But if you figure he's going to apologize for creating the bedroom soundtrack that helped spawn thousands of babies, think again.
"I've been hearin' a lot about that these days. I heard it just a minute ago at Walgreen's," says Green with a chuckle. "Some guy said to me, 'Hey man, all my babies was conceived to your music.' And I'm goin' like, 'God, man, you ain't usin' it for that, are you?' And he said, 'Well, ya know, Reverend, the music kinda gets you in the groove.'
"I hear that. I don't have to reconcile it with my spiritual beliefs," continues Green, his drawl rising as the preacher in him heads for the punch line. "These are natural songs, about natural people, husband and wife. I don't have to reconcile that with anything. It's about life, that's what it is!"
So during Green's upcoming two-night stand at the House of Blues, fans can expect to hear not only material from I Can't Stop, Green's acclaimed 2003 southern-soul reunion with longtime producer Willie Mitchell, but a generous selection of classic baby-makers from the duo's '70s heyday as well.
Pondering Rev. Al's classics got us thinking about one of the all-time great musical debates: What's the ultimate bedroom soundtrack? For the purposes of the following list, we'll ignore esoterica and concentrate on meat-and-potatoes get-busy music -- the male-dominated R&B of the last four decades. Even if you disagree with every single track and assemble your own compilation to prove what sexually stunted dumbasses we are, it'll still be cheaper than Viagra.
1. Al Green, "Still in Love With You" (1972): Let's start with the Rev., whose finest moment sums up every love that just won't die, in three minutes and 15 seconds of exquisite slow burn. When aching falsetto and horn thrusts finally end the extended foreplay, only a eunuch could resist.
2. Marvin Gaye, "Let's Get It On" (1973): No explanation required, right? Well, maybe. The pinnacle of Marvin Gaye's musical lust for life was very nearly a political statement, before wiser (or merely hornier) heads prevailed at Motown. You might owe your existence to that decision.
3. Barry White, "I'm Gonna Love You Just a Little Bit More, Baby" (1973): White was such an underrated producer and arranger that the pelvic throb of this debut single, which set the template for many deep-voiced hits to follow, could have lathered you up even without his basso profundities on top.
4. LaBelle, "You Turn Me On" (1974): The most sexually liberated member of a very liberated female threesome, Nona Hendryx composed this erotic ballad for the album that housed "Lady Marmalade." Patti still performs it today, but this is the knee-weakening version you want.

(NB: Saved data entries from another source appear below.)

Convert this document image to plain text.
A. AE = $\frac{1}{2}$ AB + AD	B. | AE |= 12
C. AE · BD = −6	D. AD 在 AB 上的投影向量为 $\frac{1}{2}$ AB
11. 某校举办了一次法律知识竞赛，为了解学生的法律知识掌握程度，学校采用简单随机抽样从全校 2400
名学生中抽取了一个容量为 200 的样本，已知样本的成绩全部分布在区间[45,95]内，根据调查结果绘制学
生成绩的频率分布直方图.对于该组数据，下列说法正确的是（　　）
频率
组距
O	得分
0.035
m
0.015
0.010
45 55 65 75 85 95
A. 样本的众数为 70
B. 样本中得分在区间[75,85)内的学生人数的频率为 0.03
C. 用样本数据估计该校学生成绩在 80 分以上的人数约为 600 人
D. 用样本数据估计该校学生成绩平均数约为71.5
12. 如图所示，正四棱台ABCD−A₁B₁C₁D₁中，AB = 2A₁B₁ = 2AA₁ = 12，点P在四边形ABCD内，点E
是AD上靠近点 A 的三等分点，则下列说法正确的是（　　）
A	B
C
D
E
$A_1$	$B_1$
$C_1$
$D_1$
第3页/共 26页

5. Teddy Pendergrass, "Turn Off the Lights" (1979): The randiest piece of Philly soul ever set to wax. If Pendergrass wasn't the first to request in song a rubdown with hot oils, he's certainly the best-remembered.
6. Prince, "International Lover" (1982): If you're brave or stuck in a bizarre love triangle, you could go for "The Beautiful Ones" -- the haunting, haunted Purple Rain ballad that remains the most unearthly thing His Royal Badness ever recorded. Assuming you simply want to score, the classic bump 'n' grind of this 1999-era favorite will do the trick.

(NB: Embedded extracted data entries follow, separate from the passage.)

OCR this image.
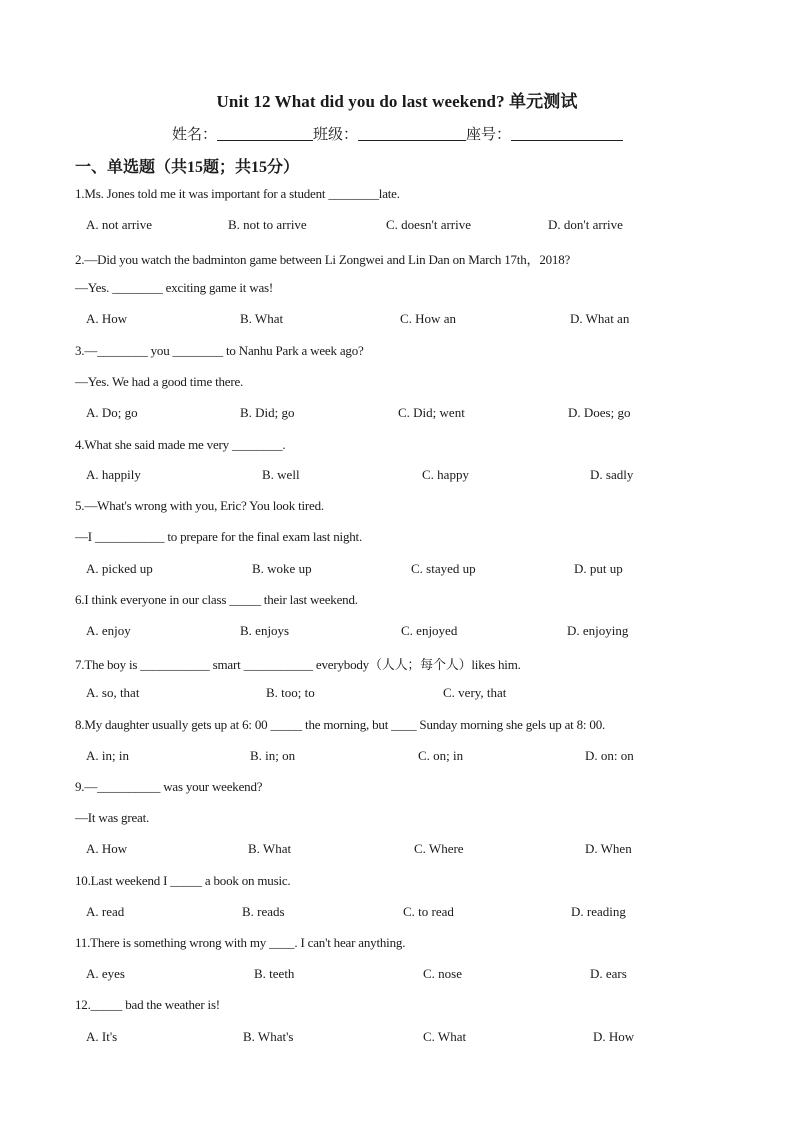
Unit 12 What did you do last weekend? 单元测试
姓名：	班级：	座号：
一、单选题（共15题；共15分）
1.Ms. Jones told me it was important for a student ________late.
A. not arrive	B. not to arrive	C. doesn't arrive	D. don't arrive
2.—Did you watch the badminton game between Li Zongwei and Lin Dan on March 17th，2018?
—Yes. ________ exciting game it was!
A. How	B. What	C. How an	D. What an
3.—________ you ________ to Nanhu Park a week ago?
—Yes. We had a good time there.
A. Do; go	B. Did; go	C. Did; went	D. Does; go
4.What she said made me very ________.
A. happily	B. well	C. happy	D. sadly
5.—What's wrong with you, Eric? You look tired.
—I ___________ to prepare for the final exam last night.
A. picked up	B. woke up	C. stayed up	D. put up
6.I think everyone in our class _____ their last weekend.
A. enjoy	B. enjoys	C. enjoyed	D. enjoying
7.The boy is ___________ smart ___________ everybody（人人；每个人）likes him.
A. so, that	B. too; to	C. very, that
8.My daughter usually gets up at 6: 00 _____ the morning, but ____ Sunday morning she gels up at 8: 00.
A. in; in	B. in; on	C. on; in	D. on: on
9.—__________ was your weekend?
—It was great.
A. How	B. What	C. Where	D. When
10.Last weekend I _____ a book on music.
A. read	B. reads	C. to read	D. reading
11.There is something wrong with my ____. I can't hear anything.
A. eyes	B. teeth	C. nose	D. ears
12._____ bad the weather is!
A. It's	B. What's	C. What	D. How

7. Keith Sweat, "Make It Last Forever" (1988): With apologies to Guy's "Piece of My Love," Al B. Sure's "Ooh This Love Is So," or even New Edition's "Can You Stand the Rain," this is the definitive new jack swing ballad (too many guys singing at once in your bedroom sounds more like an orgy than romance). No singer ever did more with less than Sweat, the king of the one-note booty-beggars.
8. R. Kelly, "Your Body's Callin'" (1993): It would be easier to leave R. off this list, as we now have a pretty good idea of how old that body callin' him was (and what happened when he answered). But this gently erotic come-on is still a good reminder of Kelly's pre-porn-tape brilliance.
9. Missy Elliott, "Friendly Skies" (1997): The club cuts she and Timbaland create are so cutting-edge, people forget just how many great ballads Miss E has in her little black book. This gauzy slice of meteorological advice from her debut warns that "the weatherman says/It's gonna be cold tonight." This one will undoubtedly warm you up, though.
10. Maxwell, "This Woman's Work" (2001): The pallid, Diet Coke imitations of neo-soul are exposed most thoroughly when you start talking about slow jams. Yet Maxwell's cover of Kate Bush's "This Woman's Work" amazingly transcends its genre and the original tune, turning a mother's lament at childbirth into a father's declaration of us-against-the-world solidarity. For thinking about the baby you just made.